My husband and I have often discussed this. We sometimes find ourselves to feel nearly incapacitated by others’ disbelief in us and even by our frequent disbelief in each other. Having been married for 4 ½ years, we’ve passed the honeymoon stage of our marriage where we were nearly blind to each other’s faults, and we can now see clearly how the other messes up in the same way, over and over.
I have lately been reading The Power of Now by Eckhart Tolle, which goes into how our spirits and minds work. Just a minute ago as I was meditating on a part of the book, it hit me that the reason I sometimes don’t believe in my husband is because when my mind is in control it bases what it believes about people on what they have done in the past. Our minds are expert at taking people’s past actions and extrapolating a projection of what they will do in the future. Since my mind is aware of how my husband has negatively reacted to situations in the past, it fully expects him to make the same wrong choices in the future. So I don’t believe in him. I don’t believe he will change or do anything in the future different than in the past. When living by my mind, how can I believe anything better about him? It is reasonable for me to project what he will do in the future based precisely on what he has done in the past. It’s unreasonable to expect otherwise.

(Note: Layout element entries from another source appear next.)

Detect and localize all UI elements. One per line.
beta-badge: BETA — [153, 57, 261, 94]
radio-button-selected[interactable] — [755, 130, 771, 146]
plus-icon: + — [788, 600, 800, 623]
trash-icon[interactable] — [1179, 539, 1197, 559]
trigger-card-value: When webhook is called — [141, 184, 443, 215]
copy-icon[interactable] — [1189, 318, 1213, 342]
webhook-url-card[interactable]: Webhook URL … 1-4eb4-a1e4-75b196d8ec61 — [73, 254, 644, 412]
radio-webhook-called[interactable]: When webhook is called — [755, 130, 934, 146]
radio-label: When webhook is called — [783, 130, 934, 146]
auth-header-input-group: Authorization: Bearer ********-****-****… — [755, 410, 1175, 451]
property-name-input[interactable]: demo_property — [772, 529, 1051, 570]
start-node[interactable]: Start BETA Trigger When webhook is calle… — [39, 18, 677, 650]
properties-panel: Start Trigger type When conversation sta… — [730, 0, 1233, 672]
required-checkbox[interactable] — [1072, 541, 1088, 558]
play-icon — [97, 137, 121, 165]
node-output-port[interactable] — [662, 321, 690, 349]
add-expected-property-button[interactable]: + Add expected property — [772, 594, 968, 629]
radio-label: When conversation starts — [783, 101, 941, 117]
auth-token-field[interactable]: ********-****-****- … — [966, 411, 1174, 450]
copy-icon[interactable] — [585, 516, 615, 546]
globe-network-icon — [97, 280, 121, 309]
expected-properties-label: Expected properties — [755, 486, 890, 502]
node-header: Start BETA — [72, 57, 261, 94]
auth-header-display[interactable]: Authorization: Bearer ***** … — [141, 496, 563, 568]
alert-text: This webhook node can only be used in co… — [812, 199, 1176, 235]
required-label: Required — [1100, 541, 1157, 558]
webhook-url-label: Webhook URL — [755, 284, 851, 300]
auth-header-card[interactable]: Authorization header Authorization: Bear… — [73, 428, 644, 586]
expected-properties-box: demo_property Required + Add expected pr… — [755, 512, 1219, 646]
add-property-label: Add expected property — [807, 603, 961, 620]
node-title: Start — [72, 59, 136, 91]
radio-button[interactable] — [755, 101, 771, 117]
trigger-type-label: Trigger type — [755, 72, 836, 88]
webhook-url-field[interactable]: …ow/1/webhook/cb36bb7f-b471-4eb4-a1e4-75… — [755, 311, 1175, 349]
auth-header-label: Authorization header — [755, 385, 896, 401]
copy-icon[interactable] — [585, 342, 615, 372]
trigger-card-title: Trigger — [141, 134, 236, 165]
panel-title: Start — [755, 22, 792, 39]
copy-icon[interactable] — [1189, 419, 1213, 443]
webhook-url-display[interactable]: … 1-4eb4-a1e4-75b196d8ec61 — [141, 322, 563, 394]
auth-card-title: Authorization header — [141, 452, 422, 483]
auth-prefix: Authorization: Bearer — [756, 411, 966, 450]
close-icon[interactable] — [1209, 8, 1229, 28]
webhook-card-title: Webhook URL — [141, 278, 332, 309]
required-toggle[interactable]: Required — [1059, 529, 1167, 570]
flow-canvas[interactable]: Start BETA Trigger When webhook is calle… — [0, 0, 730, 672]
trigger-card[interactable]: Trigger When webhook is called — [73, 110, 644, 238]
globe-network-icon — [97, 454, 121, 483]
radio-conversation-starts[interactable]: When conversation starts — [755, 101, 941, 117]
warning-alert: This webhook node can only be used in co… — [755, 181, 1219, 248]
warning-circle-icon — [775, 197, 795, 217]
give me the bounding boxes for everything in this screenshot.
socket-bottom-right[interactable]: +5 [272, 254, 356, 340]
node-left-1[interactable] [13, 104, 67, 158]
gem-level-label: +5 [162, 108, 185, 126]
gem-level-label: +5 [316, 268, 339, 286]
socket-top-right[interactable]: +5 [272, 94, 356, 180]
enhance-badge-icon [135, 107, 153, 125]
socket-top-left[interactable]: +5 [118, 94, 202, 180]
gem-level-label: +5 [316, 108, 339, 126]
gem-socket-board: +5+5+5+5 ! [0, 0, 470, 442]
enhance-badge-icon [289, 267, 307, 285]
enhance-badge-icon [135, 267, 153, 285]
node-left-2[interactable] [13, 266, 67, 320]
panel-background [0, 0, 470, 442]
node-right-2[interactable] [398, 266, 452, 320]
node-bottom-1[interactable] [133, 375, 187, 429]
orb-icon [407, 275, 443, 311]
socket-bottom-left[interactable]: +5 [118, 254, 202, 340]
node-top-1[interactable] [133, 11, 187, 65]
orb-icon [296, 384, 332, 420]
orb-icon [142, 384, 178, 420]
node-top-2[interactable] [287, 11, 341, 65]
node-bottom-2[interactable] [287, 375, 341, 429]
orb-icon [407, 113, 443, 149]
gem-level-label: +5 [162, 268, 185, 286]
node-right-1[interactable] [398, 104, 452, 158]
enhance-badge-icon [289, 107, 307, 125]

So I realized that though it’s unreasonable to believe in my husband, it’s vital for the future of our relationship that I do. In order to believe in him in spite of what he does, I have to be more aware of who he is than what he does, and I have to believe that he is not the sum total of what he does, but when he does negative things, those don’t come from who he is, and they don’t define him.
What I have to do in order to believe in him is to live from the reality of my spiritual being, not by the reason of my mind. My being uses my mind but is not controlled by my mind. So I can be aware of what my husband has done in the past, but not base my belief in him on that.
When you’re living by your being, you relate to others based on who they truly are, not based on what actions they have done. Thus by living in my real self, I am able to believe in my spouse not based on what he has done in the past, but based on who I know him to be. I think this is the kind of belief that can pull someone out of a rut or vicious cycle and bring them toward their destiny.